We are a multidisciplinary team bringing together expertise in chemistry, physics, materials science, computer science, and engineering. Explore our work and join us!
Methods development
Our research group specializes in the development and application of novel molecular simulation methods to investigate activated processes, with a particular focus on complex catalytic reactions.

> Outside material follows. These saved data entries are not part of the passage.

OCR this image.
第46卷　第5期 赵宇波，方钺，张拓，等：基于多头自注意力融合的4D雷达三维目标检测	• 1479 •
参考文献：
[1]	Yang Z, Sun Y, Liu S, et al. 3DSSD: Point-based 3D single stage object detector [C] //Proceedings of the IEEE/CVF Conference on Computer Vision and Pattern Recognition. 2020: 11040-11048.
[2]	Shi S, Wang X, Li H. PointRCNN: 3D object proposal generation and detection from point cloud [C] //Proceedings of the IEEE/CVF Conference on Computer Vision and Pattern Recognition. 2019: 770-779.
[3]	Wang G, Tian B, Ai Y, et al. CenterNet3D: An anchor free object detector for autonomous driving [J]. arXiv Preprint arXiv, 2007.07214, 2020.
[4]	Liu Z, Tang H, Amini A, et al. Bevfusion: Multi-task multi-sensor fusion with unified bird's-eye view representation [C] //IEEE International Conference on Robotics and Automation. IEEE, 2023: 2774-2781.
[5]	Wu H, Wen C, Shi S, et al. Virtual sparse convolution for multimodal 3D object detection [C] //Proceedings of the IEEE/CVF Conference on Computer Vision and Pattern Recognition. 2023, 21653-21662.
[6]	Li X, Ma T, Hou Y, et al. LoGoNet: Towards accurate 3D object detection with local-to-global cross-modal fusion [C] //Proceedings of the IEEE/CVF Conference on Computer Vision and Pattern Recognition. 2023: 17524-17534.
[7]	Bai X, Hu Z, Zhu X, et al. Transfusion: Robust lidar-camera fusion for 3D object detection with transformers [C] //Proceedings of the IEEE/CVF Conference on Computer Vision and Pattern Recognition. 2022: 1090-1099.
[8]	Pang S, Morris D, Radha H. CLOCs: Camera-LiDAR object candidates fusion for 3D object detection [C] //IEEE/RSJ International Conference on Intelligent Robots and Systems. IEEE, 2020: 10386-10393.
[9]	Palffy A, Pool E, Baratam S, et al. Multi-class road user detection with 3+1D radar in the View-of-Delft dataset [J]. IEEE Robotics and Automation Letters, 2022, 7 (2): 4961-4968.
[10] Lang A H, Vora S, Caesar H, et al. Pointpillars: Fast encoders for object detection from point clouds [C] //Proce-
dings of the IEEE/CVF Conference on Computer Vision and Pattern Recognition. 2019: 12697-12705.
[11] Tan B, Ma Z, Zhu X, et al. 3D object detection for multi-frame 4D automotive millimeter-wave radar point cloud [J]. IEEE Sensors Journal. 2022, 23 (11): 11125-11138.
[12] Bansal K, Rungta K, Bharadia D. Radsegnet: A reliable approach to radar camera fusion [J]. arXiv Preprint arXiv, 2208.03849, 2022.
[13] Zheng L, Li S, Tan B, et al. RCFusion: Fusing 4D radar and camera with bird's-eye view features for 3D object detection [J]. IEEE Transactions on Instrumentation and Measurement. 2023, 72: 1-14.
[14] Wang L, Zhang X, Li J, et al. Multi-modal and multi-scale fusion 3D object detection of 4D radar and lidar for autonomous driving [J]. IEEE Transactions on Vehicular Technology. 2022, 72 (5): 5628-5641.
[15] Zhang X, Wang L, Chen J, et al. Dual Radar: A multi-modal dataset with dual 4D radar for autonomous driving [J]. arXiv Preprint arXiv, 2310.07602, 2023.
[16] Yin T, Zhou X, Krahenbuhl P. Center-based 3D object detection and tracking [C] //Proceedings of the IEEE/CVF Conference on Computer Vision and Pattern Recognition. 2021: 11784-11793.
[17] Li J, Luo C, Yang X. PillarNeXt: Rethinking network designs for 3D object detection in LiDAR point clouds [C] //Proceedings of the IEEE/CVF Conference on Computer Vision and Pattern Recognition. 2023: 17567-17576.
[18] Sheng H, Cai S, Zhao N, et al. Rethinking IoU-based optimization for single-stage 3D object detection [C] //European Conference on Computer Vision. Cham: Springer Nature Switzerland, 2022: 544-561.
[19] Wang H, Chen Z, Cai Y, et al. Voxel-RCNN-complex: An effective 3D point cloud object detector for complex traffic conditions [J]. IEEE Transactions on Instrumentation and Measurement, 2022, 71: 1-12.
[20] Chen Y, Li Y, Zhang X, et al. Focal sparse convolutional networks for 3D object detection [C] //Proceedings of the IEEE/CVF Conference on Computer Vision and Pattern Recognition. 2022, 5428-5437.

More precisely, our work focuses on a variety of free energy methods and on the design of descriptors, such as collective variables, to describe intricate chemical reactions occurring in complex environments. To tackle these challenges, we combine modern data-driven approaches and machine learning techniques with state-of-the-art molecular simulation methods. We are also actively engaged in the field of automated exploration of chemical reactivity, employing molecular dynamics-based approaches to uncover new reaction pathways without prior mechanistic assumptions. To access long time scales and ensure exhaustive sampling, we develop and train in-house machine learning interatomic potentials, grounded in ab initio data. These potentials are constructed using advanced active learning schemes, allowing us to reach high levels of accuracy while maintaining computational efficiency.
Heterogeneous catalysis
Heterogeneous catalysis is a cornerstone of the modern chemical industry, enabling the large-scale production of fuels, chemicals, and materials essential to everyday life. However, a detailed molecular-level understanding of how catalysts function—particularly under realistic (operando) conditions involving temperature, pressure, and complex reaction environments—remains a significant challenge. Our group is dedicated to providing this molecular insight by combining advanced molecular simulations with data-driven analysis. We employ free energy methods and machine learning interatomic potentials, rigorously trained on high-level ab initio data, to simulate catalytic processes with high accuracy and computational efficiency. These simulations allow us to access both thermodynamics and kinetics, shedding light on the conditions that govern catalytic activity and selectivity. To extract detailed mechanistic information, we integrate automated data analysis workflows and reaction discovery tools, which enable us to map out reaction networks, identify rate-limiting steps, and reveal hidden pathways that are not always accessible experimentally.Through this approach, we aim to contribute to the rational design and optimization of catalytic materials, providing fundamental understanding that can guide the development of more efficient, selective, and sustainable catalytic processes.
Supramolecular Catalysis
Supramolecular systems represent a powerful and elegant platform for catalysis, often emulating the remarkable efficiency and selectivity of natural enzymes. Their ability to create well-defined molecular environments—through non-covalent interactions such as hydrogen bonding, π-stacking, and host–guest recognition—makes them ideal candidates for controlling reactivity in confined spaces. However, their structural complexity, flexibility, and dynamic behavior make them exceptionally challenging to model and understand at the molecular level. Our group addresses these challenges through a multiscale modeling strategy that combines quantum chemical methods, free energy calculations, and post-transition state dynamics. This integrative approach enables us to capture both the static and dynamic aspects of supramolecular systems, revealing how subtle structural features influence reactivity, selectivity, and catalytic efficiency. By leveraging machine learning tools and advanced sampling techniques, we can efficiently explore complex energy landscapes and uncover reaction pathways that are otherwise difficult to predict. Our simulations allow us to estimate activation free energies, binding affinities, and reaction mechanisms with high fidelity.